On de-seamed cars check for heavy use of filler around the areas where the seams used to be. If a thick layer of filler is found here, chances are that de-seaming the car entailed hammering the seams inwards and flushing over the body filler! Check de-seamed roof pillars with a magnet, because many will have been brazed rather than welded, and braze is not nearly strong enough. In fact, it would be advisable to steer clear of any de-seamed car unless the vendor can provide a photographic record of the de-seaming, clearly showing the standard of workmanship and the materials and methods used.
The proper way to de-seam is to cut/grind away a short length of seam and weld the two edges together before grinding the next length of seam. However, some people might braze the joint, and that’s simply not strong enough, so check the de-seamed area with a magnet to establish that there is weld underneath rather than brass.
This rotten area is typical (not only on the Beetle, but on most old cars) and is usually caused by perished window rubbers.
Perished window seals allow water in which, inevitably, leads to rot.
Whilst checking the roof and pillars, check the metal near the window rubbers, because if the window has been replaced without sealant, water will have entered the rubber seal and caused rusting of the metal lip underneath. In time, this will spread under the paintwork surrounding the rubber. If this area is freshly painted, incidentally, it's probably hiding rusting of the metal lip - not too difficult a repair apart from refitting the screen afterwards, but nevertheless an indication that the car has been ‘tarted-up’ for sale. If the window seals are in poor condition, expect to find some rusting from within on panels underneath; if the door window rubber is perished, for instance, then rusting out of the door skin and door bottom is likely.

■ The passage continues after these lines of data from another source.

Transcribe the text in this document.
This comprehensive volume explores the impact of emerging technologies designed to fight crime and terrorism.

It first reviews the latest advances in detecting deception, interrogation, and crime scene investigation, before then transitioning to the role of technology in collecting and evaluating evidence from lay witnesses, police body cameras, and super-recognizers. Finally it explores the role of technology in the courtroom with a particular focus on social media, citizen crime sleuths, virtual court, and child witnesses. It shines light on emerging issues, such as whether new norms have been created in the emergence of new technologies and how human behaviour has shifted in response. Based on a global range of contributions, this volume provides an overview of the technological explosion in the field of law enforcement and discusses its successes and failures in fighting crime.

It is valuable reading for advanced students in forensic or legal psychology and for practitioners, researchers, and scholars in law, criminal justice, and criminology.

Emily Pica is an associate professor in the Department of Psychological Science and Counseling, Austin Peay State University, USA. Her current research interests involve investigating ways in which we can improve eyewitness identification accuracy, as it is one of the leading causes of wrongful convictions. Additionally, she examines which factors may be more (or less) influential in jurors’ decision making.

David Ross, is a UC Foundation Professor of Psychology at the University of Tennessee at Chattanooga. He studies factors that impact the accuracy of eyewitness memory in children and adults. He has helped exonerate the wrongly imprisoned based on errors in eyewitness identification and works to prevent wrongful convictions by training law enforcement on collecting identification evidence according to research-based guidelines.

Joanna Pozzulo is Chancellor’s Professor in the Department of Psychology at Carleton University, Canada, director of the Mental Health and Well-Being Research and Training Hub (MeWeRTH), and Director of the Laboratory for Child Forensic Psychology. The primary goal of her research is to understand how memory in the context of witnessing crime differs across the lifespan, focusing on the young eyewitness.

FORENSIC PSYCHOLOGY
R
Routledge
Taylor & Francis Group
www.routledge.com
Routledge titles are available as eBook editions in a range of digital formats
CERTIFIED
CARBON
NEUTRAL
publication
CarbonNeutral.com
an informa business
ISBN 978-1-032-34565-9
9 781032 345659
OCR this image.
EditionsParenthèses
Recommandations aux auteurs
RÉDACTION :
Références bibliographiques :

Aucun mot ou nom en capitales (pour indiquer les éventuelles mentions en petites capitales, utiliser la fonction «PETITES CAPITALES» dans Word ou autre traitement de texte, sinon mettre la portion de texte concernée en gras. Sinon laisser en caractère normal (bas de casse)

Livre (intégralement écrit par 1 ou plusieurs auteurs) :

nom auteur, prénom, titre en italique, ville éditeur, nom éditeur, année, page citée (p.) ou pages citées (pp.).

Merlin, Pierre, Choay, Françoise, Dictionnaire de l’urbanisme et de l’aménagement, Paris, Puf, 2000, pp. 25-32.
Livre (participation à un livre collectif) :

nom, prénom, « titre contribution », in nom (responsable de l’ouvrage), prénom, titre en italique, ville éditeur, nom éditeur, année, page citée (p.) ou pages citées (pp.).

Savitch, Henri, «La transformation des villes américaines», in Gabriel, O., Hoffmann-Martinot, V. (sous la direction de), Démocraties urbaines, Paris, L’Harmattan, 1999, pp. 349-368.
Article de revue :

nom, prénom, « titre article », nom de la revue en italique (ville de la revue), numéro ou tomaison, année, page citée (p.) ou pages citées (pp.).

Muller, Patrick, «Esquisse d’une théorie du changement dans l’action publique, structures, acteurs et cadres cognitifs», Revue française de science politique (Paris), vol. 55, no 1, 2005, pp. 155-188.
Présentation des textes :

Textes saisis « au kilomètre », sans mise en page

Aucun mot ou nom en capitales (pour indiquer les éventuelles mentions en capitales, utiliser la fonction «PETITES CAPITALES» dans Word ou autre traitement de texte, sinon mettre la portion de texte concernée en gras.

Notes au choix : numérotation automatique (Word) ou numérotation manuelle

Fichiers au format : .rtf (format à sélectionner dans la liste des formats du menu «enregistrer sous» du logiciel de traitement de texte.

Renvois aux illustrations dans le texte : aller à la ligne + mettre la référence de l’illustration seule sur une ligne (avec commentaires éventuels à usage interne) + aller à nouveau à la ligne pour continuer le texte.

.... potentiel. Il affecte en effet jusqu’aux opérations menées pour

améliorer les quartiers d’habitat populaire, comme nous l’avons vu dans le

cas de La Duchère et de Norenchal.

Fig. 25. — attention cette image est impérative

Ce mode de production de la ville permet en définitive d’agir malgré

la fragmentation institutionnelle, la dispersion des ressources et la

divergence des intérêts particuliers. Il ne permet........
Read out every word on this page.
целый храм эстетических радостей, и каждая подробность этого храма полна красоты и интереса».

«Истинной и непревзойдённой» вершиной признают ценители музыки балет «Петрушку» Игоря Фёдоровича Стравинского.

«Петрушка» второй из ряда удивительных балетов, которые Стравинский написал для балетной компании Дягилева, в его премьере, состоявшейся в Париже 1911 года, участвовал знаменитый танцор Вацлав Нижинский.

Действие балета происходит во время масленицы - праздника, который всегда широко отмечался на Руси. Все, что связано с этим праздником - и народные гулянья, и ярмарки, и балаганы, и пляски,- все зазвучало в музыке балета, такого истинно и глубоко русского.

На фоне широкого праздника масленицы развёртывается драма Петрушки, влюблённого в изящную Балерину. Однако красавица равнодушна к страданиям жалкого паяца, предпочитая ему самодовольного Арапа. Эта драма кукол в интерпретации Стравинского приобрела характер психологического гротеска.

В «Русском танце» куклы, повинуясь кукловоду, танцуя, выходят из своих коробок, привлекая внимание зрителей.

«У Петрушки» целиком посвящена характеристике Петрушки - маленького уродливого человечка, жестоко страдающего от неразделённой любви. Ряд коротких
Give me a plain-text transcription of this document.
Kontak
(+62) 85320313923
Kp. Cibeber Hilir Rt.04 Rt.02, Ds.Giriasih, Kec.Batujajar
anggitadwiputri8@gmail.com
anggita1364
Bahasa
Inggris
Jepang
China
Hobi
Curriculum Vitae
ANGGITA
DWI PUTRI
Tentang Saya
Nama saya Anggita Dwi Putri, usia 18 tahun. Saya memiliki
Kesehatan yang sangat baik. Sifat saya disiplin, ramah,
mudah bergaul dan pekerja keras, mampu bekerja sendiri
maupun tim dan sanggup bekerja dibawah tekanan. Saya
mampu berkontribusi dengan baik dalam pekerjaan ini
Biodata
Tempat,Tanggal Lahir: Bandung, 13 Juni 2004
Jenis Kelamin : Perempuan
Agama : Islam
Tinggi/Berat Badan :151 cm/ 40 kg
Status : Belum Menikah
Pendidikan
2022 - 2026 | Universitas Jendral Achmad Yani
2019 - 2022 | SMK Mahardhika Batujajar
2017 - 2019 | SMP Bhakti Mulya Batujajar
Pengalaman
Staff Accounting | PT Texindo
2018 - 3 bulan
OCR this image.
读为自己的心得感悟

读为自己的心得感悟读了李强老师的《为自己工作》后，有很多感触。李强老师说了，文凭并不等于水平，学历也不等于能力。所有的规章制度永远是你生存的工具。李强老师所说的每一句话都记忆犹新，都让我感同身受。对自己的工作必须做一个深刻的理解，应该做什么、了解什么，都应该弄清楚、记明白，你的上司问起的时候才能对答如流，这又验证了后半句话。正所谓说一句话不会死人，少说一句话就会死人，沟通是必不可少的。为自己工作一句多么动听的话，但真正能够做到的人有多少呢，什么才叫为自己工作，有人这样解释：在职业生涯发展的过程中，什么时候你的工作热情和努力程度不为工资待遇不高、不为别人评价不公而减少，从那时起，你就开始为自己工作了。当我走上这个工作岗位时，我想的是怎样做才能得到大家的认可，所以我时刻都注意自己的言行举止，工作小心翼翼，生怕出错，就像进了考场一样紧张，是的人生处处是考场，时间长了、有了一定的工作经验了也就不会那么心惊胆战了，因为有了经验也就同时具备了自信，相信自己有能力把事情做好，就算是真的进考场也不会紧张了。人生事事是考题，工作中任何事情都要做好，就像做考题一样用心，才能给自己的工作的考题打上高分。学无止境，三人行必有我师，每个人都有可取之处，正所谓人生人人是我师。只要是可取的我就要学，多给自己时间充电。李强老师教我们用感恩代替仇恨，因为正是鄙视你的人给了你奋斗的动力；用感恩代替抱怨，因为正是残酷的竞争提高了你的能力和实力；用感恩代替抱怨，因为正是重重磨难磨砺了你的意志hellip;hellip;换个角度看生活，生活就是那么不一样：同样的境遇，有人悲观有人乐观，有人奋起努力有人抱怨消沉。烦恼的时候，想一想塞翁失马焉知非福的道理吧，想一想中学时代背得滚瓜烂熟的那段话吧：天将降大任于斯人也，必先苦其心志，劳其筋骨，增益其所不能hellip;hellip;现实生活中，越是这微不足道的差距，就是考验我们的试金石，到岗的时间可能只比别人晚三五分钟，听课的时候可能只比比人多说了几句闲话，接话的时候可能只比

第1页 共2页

On the subject of doors, check for filler and GRP repairs right in the middle of the door skin, because there is a panel behind this which holds water against the skin. Carefully check door gaps and the hinges and their surrounds for evidence of force being used to make the door fit - tell-tale signs are spacers or even washers hammered in front of the hinge to force it backwards, buckling of the skin adjacent to the hinge (either crash damage or extreme force when fitting the door), and obviously damaged paintwork on the hinges.
Lift the front (luggage compartment) lid: if you are immediately greeted by the smell of petrol either the fuel tank or filler/expansion pipes are leaking, and the car should not be run until the problem has been identified and cured. Disconnect the battery immediately and inform the vendor of the problem and the dangers of using the car, smoking in the vicinity, etc.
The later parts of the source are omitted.